Look at the words he chooses–“carapace,” “protuberant,” “blade.” This is the language of the autopsy, the vivisection, not the erotic. “Bitch” proves equally dissonant. In it, a renegade perfumer invents a musklike scent that turns all men into rapists the moment they smell it. Although the narrator’s scheme to bring down the American President by applying it to the corsage of a stout grand dame as she greets him is quite funny, it is far more difficult to stomach the scene in which a young boxer rapes a lab assistant during a product test, much to her moist-eyed delight. The discomfort level rises even higher in “The Last Act,” one of the most unsettling accounts of sexual humiliation I have ever read. In it, a middle-aged woman named Anna falls into a deep depression after her husband’s accidental death. During a trip to Dallas, she looks up an old boyfriend named Conrad, who is now a successful divorced gynecologist. Although she threw him over for her husband decades earlier, Anna figures that the intervening years would have healed any wound. Conrad does indeed come on initially as the personification of charm, though he soon uses his medical knowledge to exact a revenge on Anna that is so brutal it is just about unreadable. As with “Bitch” and “Switcheroo,” the ugliness is now unrelieved by the buoyant wit on display in “Neck,” “Taste” and “William and Mary.” It is little wonder that this was the time when both Dahl and his readers turned their attention to childish things.

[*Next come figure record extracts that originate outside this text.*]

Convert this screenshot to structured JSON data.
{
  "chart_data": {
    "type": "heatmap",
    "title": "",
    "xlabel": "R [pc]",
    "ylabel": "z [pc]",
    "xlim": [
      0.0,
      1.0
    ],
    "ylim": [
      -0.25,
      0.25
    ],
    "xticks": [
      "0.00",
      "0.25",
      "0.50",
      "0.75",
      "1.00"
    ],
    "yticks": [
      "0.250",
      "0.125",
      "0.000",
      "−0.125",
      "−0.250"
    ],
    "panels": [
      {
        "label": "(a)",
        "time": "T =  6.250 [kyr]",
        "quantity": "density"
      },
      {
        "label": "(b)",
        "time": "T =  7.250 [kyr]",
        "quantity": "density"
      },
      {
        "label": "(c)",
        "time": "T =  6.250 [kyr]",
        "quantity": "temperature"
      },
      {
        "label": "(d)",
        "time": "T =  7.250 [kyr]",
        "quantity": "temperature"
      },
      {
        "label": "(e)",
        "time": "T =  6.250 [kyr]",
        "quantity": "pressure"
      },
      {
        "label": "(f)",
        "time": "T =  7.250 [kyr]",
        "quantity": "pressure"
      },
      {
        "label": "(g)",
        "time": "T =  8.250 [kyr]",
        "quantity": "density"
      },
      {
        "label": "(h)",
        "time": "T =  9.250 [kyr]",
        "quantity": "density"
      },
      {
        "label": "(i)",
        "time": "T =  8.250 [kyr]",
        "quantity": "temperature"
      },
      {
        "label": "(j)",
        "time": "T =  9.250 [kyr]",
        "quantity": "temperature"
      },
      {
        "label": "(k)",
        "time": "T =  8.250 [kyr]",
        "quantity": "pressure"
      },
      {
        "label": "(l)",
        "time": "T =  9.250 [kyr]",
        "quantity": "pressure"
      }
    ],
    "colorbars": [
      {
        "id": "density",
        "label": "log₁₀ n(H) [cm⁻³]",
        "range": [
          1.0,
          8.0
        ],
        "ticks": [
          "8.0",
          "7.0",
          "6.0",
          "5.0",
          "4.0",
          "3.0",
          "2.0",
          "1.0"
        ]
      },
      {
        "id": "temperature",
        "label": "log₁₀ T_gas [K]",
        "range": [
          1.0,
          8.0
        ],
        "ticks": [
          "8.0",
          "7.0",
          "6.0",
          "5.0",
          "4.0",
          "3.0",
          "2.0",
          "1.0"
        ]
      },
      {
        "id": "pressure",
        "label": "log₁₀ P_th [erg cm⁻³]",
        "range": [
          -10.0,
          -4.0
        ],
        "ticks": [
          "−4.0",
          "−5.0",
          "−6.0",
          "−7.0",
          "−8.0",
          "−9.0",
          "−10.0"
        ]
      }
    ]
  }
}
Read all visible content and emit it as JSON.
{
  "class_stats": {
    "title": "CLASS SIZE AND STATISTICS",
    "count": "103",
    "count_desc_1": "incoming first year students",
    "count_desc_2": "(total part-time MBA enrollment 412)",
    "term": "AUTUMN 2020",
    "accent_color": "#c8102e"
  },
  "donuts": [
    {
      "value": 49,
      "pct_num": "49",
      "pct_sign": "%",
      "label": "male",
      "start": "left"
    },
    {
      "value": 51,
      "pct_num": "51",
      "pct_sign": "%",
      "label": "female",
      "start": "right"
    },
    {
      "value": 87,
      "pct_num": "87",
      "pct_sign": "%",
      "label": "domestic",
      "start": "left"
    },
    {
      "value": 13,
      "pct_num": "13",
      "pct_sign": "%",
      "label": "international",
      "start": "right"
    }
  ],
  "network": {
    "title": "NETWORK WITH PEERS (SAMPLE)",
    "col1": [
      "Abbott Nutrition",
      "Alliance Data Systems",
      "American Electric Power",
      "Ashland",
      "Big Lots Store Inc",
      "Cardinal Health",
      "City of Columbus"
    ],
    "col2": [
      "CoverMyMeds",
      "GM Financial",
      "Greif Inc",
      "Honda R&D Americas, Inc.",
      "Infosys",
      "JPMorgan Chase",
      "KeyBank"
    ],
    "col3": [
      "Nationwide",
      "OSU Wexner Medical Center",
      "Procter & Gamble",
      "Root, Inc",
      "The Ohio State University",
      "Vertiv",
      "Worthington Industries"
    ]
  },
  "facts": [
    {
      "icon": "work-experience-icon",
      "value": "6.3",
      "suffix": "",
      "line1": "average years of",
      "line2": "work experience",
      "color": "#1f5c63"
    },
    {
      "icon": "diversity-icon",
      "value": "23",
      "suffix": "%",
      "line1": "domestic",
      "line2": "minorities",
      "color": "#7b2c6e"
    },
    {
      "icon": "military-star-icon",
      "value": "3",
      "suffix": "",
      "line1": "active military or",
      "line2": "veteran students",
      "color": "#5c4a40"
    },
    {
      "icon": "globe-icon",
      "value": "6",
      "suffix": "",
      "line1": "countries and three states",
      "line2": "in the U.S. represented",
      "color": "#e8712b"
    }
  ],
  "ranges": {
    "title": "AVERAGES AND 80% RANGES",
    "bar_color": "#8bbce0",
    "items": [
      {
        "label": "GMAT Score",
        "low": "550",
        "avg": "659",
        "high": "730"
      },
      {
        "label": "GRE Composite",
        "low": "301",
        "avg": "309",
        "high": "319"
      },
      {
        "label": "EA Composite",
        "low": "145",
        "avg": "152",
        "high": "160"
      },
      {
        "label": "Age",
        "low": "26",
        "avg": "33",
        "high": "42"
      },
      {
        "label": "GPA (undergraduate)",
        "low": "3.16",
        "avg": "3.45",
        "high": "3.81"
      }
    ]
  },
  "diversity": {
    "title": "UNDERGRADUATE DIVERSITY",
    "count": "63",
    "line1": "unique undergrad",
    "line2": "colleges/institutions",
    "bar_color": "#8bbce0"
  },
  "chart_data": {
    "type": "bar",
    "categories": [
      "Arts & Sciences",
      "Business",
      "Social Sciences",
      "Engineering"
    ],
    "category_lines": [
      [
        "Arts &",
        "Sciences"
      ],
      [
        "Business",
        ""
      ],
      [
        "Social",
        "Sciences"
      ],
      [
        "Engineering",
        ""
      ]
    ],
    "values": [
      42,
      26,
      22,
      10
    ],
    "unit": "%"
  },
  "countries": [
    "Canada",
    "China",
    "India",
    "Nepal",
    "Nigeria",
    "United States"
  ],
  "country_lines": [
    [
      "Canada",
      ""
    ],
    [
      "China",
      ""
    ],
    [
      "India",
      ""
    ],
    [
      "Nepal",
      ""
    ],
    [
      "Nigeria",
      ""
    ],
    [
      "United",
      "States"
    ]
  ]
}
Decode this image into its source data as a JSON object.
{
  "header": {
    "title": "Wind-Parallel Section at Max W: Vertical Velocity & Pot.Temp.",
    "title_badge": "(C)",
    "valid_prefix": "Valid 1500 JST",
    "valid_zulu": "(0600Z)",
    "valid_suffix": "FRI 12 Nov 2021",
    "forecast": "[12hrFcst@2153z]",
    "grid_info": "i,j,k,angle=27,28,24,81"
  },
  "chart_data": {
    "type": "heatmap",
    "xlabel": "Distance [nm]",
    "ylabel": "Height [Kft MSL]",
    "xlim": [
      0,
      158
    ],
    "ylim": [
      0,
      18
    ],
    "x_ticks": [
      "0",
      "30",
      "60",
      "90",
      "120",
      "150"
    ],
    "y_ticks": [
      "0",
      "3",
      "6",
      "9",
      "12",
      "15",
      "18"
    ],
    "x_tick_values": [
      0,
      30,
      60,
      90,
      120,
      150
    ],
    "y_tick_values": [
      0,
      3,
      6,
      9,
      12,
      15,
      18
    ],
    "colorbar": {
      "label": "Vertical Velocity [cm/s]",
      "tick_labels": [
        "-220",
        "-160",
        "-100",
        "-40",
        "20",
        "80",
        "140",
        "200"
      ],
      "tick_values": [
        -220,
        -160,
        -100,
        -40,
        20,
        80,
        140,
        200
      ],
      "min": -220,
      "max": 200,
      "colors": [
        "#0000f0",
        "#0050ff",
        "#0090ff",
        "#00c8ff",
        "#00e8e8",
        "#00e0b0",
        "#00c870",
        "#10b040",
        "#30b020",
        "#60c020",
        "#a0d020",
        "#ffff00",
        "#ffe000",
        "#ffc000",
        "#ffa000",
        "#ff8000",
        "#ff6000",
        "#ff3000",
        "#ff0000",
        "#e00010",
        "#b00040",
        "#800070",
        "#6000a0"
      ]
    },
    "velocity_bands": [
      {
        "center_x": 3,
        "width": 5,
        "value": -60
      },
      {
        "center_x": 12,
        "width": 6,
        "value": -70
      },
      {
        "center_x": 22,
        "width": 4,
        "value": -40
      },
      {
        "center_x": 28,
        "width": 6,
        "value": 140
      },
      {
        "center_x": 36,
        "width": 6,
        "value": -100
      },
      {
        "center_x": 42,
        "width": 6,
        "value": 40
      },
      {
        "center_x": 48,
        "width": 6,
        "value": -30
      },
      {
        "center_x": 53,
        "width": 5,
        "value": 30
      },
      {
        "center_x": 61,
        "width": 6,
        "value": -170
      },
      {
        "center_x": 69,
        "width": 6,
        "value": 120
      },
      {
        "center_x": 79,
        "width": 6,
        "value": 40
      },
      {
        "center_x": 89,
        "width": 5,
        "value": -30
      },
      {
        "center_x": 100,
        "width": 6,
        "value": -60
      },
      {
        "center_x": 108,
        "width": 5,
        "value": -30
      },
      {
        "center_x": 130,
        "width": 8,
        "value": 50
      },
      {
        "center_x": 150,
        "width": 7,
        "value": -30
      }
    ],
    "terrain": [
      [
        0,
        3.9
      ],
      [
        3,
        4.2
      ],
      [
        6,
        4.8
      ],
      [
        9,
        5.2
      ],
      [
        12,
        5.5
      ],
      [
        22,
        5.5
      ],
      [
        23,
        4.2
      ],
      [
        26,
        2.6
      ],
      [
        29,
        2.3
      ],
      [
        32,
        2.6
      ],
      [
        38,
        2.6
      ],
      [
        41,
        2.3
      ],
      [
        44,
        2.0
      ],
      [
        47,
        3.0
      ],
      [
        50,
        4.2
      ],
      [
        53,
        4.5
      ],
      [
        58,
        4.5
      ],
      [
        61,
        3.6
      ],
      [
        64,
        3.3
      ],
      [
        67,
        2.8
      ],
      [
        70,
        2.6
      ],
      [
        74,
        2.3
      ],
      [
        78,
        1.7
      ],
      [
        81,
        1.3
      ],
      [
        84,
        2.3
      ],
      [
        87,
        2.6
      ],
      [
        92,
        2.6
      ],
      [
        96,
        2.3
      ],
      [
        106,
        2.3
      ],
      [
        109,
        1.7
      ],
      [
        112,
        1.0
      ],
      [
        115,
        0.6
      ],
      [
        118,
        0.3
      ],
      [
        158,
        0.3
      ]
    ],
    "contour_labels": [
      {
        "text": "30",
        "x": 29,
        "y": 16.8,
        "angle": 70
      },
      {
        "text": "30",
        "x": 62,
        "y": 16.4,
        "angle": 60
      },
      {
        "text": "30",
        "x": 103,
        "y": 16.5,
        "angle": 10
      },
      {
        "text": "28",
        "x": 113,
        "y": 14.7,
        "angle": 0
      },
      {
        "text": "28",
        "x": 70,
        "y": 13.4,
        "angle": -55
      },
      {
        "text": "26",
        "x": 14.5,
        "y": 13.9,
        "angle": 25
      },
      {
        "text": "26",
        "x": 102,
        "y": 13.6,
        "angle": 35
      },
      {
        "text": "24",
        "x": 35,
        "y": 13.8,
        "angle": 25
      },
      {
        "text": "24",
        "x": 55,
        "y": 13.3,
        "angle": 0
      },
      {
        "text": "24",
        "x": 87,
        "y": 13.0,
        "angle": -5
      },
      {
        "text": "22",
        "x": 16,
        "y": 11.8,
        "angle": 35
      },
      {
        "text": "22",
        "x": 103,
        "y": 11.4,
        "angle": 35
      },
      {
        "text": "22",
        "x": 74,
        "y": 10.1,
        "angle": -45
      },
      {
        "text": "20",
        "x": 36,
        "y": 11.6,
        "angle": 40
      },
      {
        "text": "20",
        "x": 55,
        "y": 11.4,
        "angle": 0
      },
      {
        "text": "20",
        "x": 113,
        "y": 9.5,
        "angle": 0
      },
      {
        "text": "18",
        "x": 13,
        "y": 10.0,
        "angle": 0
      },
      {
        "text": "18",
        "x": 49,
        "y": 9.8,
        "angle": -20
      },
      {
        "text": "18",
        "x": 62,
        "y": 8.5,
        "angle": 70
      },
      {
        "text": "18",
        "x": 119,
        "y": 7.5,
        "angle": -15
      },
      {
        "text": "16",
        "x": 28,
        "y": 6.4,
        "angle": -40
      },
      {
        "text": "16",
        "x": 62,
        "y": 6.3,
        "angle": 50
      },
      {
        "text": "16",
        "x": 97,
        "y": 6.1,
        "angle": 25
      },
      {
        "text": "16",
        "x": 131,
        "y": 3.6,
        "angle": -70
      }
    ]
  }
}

Despite its sour final sequence, one comes away from this generous collection with a deep admiration for Dahl’s narrative virtuosity and his pitch-black humor, but also with an understanding of why it is his books for children, and not his short story collections, that sell tens of millions of copies. In the former, the nasty is always offset by the humane, the dark by the light. For every Grand High Witch there is a Grandmamma; for every Miss Trunchbull there is a Miss Honey. No such relief is on offer in his adult fiction. Perhaps the clearest example of this comes in “Pig,” whose hero, a sweet-natured vegetarian orphan named Lexington, could easily have found his way into one of Dahl’s books for young readers, where he would have no doubt won the day. In the grown-up world, however, he winds up hanging upside down in an abattoir with blood running out of his slit throat. It is a position in which only readers who like their literary meat served bloody and rare would want to see their hero end.